Among white people there a lot of unanswered questions about white and black races. Is a black man’s skin thicker than a white man’s? Do white people have larger brains than black people? And so on and so forth.
Most white people grew up to believe even as medical students that black people less feel pain than whites. (Yeah… we also feel less hunger, less cold, less tiredness etc.)
An investigation recently conducted by a psychology research group in University of Virginia shows that in a group of 222 white medical students, over 50 percent agreed at least with one of the 11 myths about racial differences.

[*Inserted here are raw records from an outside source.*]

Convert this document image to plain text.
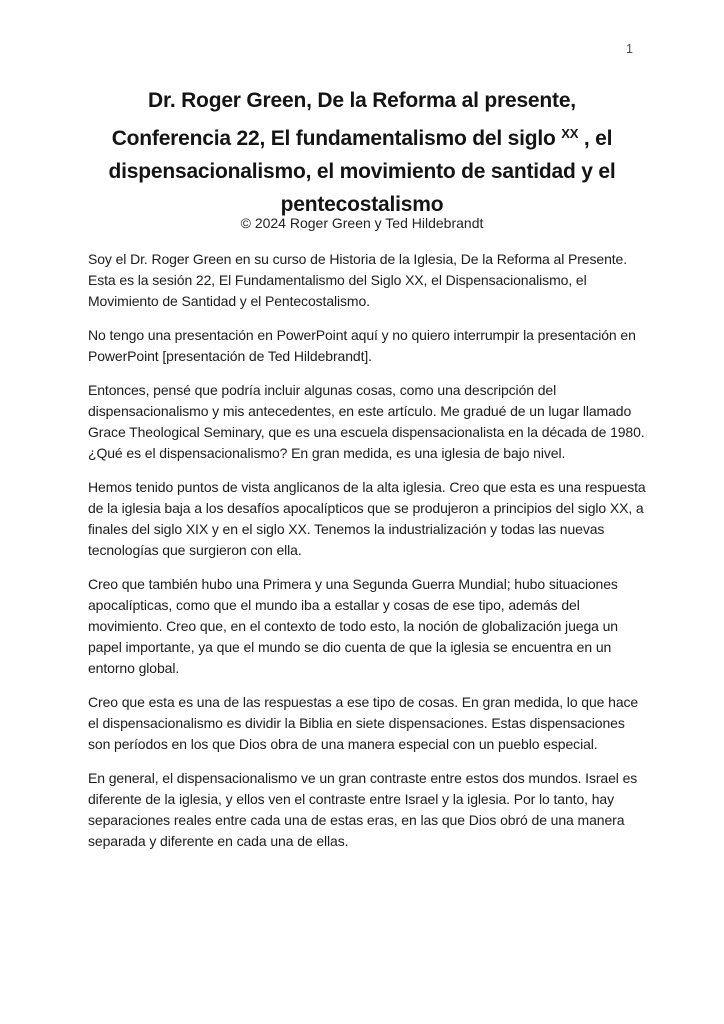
1
Dr. Roger Green, De la Reforma al presente,
Conferencia 22, El fundamentalismo del siglo $^{XX}$ , el
dispensacionalismo, el movimiento de santidad y el
pentecostalismo
© 2024 Roger Green y Ted Hildebrandt

Soy el Dr. Roger Green en su curso de Historia de la Iglesia, De la Reforma al Presente. Esta es la sesión 22, El Fundamentalismo del Siglo XX, el Dispensacionalismo, el Movimiento de Santidad y el Pentecostalismo.

No tengo una presentación en PowerPoint aquí y no quiero interrumpir la presentación en PowerPoint [presentación de Ted Hildebrandt].

Entonces, pensé que podría incluir algunas cosas, como una descripción del dispensacionalismo y mis antecedentes, en este artículo. Me gradué de un lugar llamado Grace Theological Seminary, que es una escuela dispensacionalista en la década de 1980. ¿Qué es el dispensacionalismo? En gran medida, es una iglesia de bajo nivel.

Hemos tenido puntos de vista anglicanos de la alta iglesia. Creo que esta es una respuesta de la iglesia baja a los desafíos apocalípticos que se produjeron a principios del siglo XX, a finales del siglo XIX y en el siglo XX. Tenemos la industrialización y todas las nuevas tecnologías que surgieron con ella.

Creo que también hubo una Primera y una Segunda Guerra Mundial; hubo situaciones apocalípticas, como que el mundo iba a estallar y cosas de ese tipo, además del movimiento. Creo que, en el contexto de todo esto, la noción de globalización juega un papel importante, ya que el mundo se dio cuenta de que la iglesia se encuentra en un entorno global.

Creo que esta es una de las respuestas a ese tipo de cosas. En gran medida, lo que hace el dispensacionalismo es dividir la Biblia en siete dispensaciones. Estas dispensaciones son períodos en los que Dios obra de una manera especial con un pueblo especial.

En general, el dispensacionalismo ve un gran contraste entre estos dos mundos. Israel es diferente de la iglesia, y ellos ven el contraste entre Israel y la iglesia. Por lo tanto, hay separaciones reales entre cada una de estas eras, en las que Dios obró de una manera separada y diferente en cada una de ellas.
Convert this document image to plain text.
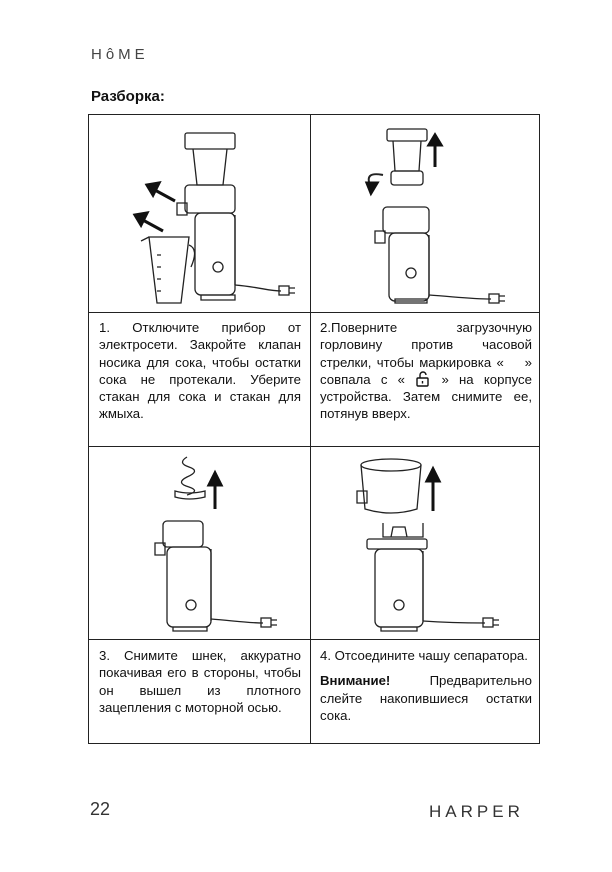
HôME
Разборка:

1. Отключите прибор от электросети. Закройте клапан носика для сока, чтобы остатки сока не протекали. Уберите стакан для сока и стакан для жмыха.

2.Поверните загрузочную горловину против часовой стрелки, чтобы маркировка « » совпала с «	» на корпусе устройства. Затем снимите ее, потянув вверх.

3. Снимите шнек, аккуратно покачивая его в стороны, чтобы он вышел из плотного зацепления с моторной осью.

4. Отсоедините чашу сепаратора.
Внимание!	Предварительно слейте накопившиеся остатки сока.
22	HARPER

Comparing those results to how white doctors treat black patients, the group found out a disparity in the treatment of black and white patients in terms of pain therapy. The study shows that black patients get less pain medication, than white patients with similar conditions and pain levels. And the reason, as you might guess, is simple – most white doctors sincerely believe that black people suffer from pain less than white people.
The study pointed out that racial disparities in healthcare access, as well as social and economic differences, have contributed greatly to altering health outcomes between Whites Americans and African-Americans.
The research group concluded by saying: “It thus seems that racial bias in pain perception has pernicious consequences for accuracy in treatment recommendations for black patients and not for white patients.”